Influence of ZnTe based distributed Bragg reflectors on the yellow range luminescence of self assembled CdTe QDs

TL;DR

This study examines how ZnTe-based distributed Bragg reflectors affect the yellow-range photoluminescence of self-assembled CdTe quantum dots, revealing significant intensity enhancement and effects of growth interruptions on emission line sharpness.

Contribution

It demonstrates the impact of ZnTe-based DBRs on QD luminescence and identifies growth interruptions as a factor influencing emission line broadening.

Findings

Photoluminescence intensity increases by over tenfold with DBRs.

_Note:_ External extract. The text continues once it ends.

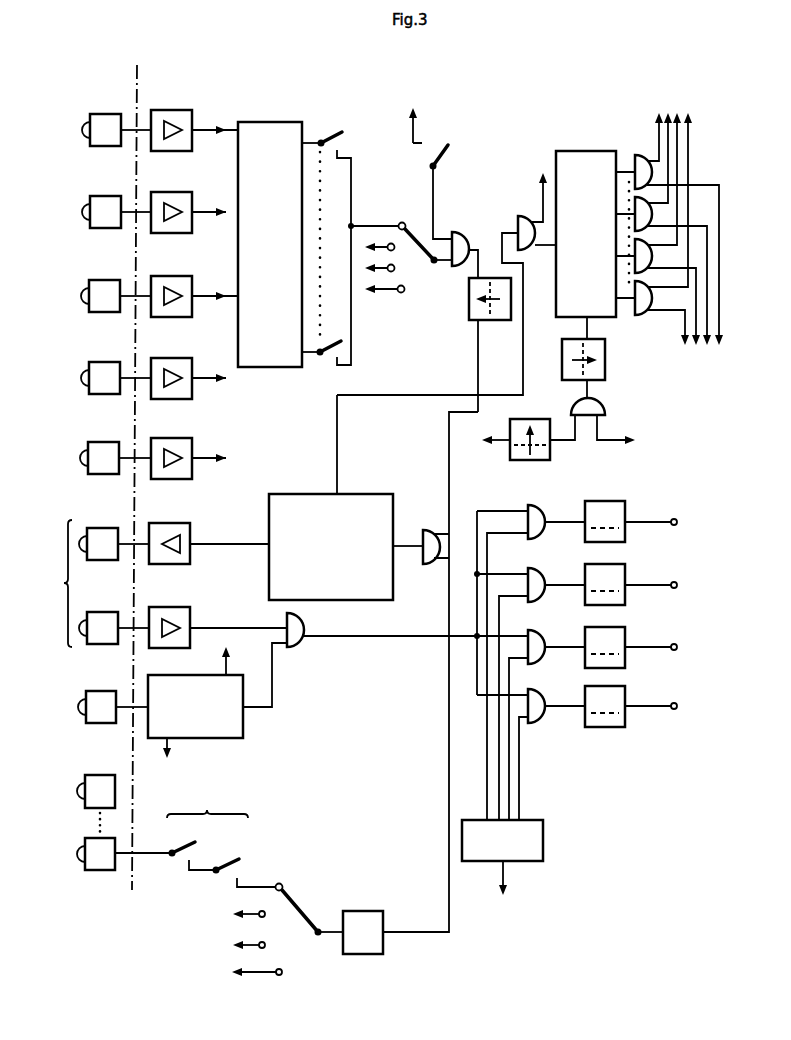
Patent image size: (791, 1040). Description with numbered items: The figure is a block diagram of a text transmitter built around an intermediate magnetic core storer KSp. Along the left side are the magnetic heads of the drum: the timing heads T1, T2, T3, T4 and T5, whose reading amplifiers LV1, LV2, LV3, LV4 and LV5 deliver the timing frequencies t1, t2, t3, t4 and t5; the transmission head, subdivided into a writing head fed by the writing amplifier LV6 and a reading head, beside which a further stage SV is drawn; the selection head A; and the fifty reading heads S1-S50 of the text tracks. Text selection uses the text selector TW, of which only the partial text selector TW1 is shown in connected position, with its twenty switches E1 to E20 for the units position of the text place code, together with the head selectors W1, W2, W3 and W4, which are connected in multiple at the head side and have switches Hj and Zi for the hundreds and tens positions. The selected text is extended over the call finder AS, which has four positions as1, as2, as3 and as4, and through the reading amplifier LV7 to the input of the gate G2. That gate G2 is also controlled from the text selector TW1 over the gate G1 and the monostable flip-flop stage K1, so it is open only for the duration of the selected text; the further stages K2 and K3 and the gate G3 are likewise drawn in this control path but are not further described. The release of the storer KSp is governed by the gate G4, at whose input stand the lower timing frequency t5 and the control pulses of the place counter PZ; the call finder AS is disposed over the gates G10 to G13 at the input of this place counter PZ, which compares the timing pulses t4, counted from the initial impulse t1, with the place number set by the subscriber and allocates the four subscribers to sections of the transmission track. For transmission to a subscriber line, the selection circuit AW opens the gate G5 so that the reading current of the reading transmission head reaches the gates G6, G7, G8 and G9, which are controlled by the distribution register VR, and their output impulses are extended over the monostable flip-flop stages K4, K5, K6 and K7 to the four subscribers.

Growth interruptions cause broadening of QD emission lines.

Thicker ZnTe layers help recover sharp emission lines.

Abstract

The influence of a distributed Bragg reflector composed of ZnTe, MgTe, and MgSe superlattices on photoluminescence of self assembled CdTe quantum dots (QD) emitting in the yellow spectral range is investigated. In the case of QDs grown on a distributed Bragg reflector the photoluminescence intensity is enhanced by more than one order of magnitude, whereas the single QD lines are broadened as compared to the case of QDs grown on a ZnTe buffer. Structural and chemical analysis reveal an unintentional formation of a thin ZnSe layer induced by the growth interruption needed for the deposition of the QDs sheet. Sharp emission lines from individual quantum dots are recovered in the case of a thicker ZnTe layer grown prior to the QDs. This indicates that growth interruptions might be responsible for the QD emission line broadening.